Bombalı saldırıyı gerçekleştiren teröristin daha olaydan hemen sonra Cumhuriyet Halk Partisi ile ilişkilendirilmek istenmesi büyük bir gafla sonuçlandı. Özellikle İçişleri Bakanı Süleyman Soylu ve diğer bazı Cumhur ittifakı mensuplarının terör olayını gerçekleştiren kadın teröristin Dilşah Ercan olduğunu söylemeleri ve CHP ile ilişkilendirilmek istenmesi üzerine harekete geçen CHP kurmayları ortaya atılan iddianın tamamen yalandan ibaret olduğunu, ölen teröristtin DNA testinin açıklanması gerektiğini belirtmişlerdi.
Yaşanan bu üzücü olaydan sonra bir açıklama yapan PKK, ölen teröristtin Dilşah Ercan olmadığını ve söz konusu teröristin hayatta olduğuna dair görüntü yayınladı.
Siyasi anlayışını gerginlik ve düşmanlık üzerine kurduğu her platformda görülen iktidarın önde gidenleri bir polisimizin Şehit olduğu, bir polisimizin de yaralandığı kanlı terör saldırısında dahi “çamur at izi kalsın” anlayışıyla hareket ederek Cumhuriyet Halk Partisi’ne haksız bir şekilde saldırdılar. CHP’yi terör olayıyla ilişkilendirmek istediler.
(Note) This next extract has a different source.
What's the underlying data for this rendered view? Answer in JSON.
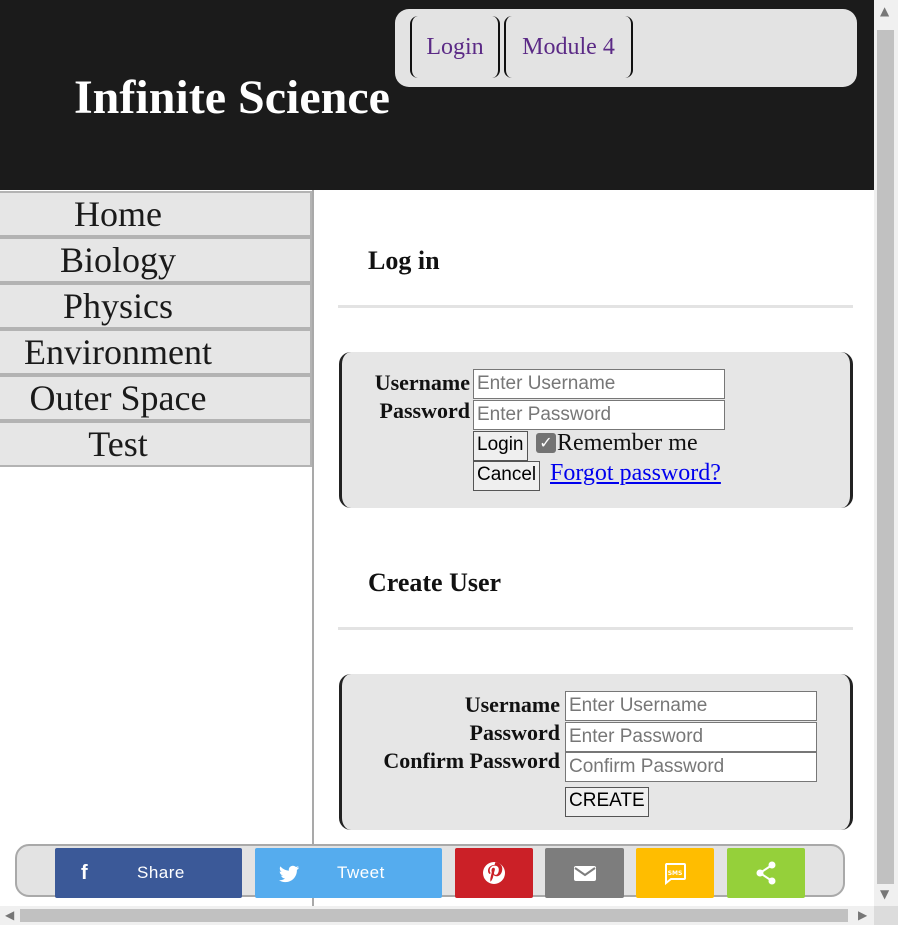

Ülkemizde yaşananları Türk halkı çok iyi görüyor ve neyin ne olduğunu çok iyi biliyor. Önümüzdeki genel seçimlerde neyin ne olacağını hep birlikte göreceğiz.
Çökmüş ekonomiyle, keskin yalanlarla bir yerlere varabilmek mümkün olmayacaktır. Bu gerçeği AKP’lilerde mutlaka görecek ve anlayacaktır. Türk toplumunu daha fazla germeye, ayrıştırmaya gerek yok. Böyle bir anlayış hiç kimseye fayda sağlamaz. Kim olursa olsun daha sağlıklı, daha yapıcı olmakta büyük fayda vardır. Bu böyle biline…
Tek hedef siyaseti ahlakla buluşturmak olmalı. Başka çözüm yok.
MÜZİSYENİN ACI SONU
İçinde bulunduğumuz haftanın en önemli olaylarından bir tanesi şüphe yok ki bir müzisyenin boğazı kesilerek katledilmesi olayıydı.
Ankara’nın Çankaya ilçesinde bir eğlence mekanında meydana gelen olayda sözlerini bilmediği şarkıyı söylemediği için öldürülen sanatçı Onur Şener’i öldürenlerin bakanlık bürokratları olması ise tüm yurtta duyulan üzüntüyü kat be kat arttırmıştı.
Dedim ya sanatçı Onur Şener’i canice öldürdükleri iddiasıyla gözaltına alınan ve daha sonra tutuklanan şahısların bakanlıkta bürokrat olarak görev yapıyor olması işlenen cinayete duyulan öfkenin büyümesine fazlasıyla yetti.
Olaya birde siyasi pencereden baktığımızda neler görüyoruz neler. Müzisyen Onur Şener’i katledenler bakanlık bürokratları olmak yerine Cumhuriyet Halk Partisi’ne, İyi Parti’ye veya her hangi bir muhalefet partisine üye kişiler olsaydı ülkemizde figan kopardı! İktidarın önde gidenleri başta olmak üzere havuz medyasının tamamı olayın üzerine koro halinde gider, muhalefeti yıpratmak için ne gerekiyorsa fazlasıyla yaparlardı!
Ama konu AKP olunca havuz medyasına mensup yalakaların sesleri dahi çıkmadı. İnsanlık dışı bir sebeple ve yöntemle sevilen bir müzisyenin öldürülmesine sadece seyirci kalan havuz medyası mensupları bir ölçüde üç maymunu oynadılar.
* * *
Mersin’de meydana gelen terör olayından hemen sonra yalan, iftiralarla teröristin CHP ile ilişkilendirilmek istenmesine balıklama atlayacaksın; başkentin ortasında bir müzisyenin üfürük bir gerekçeyle hayattan kopartılmasına seyirci kalacak gerçekleri yazamayacaksın. Sonra kendini gazeteci olarak takdim edeceksin.
Çok fazla kıvırmaya gerek yok.
Gazeteciysen gerçekleri yazacak boyun bükmeyeceksin, boyun büküyorsan gazeteciyim demeyeceksin.
Özünde göbekten bağlı olanlarında gerçekleri yazması, yazabilmesi mümkün değildir, olamazda.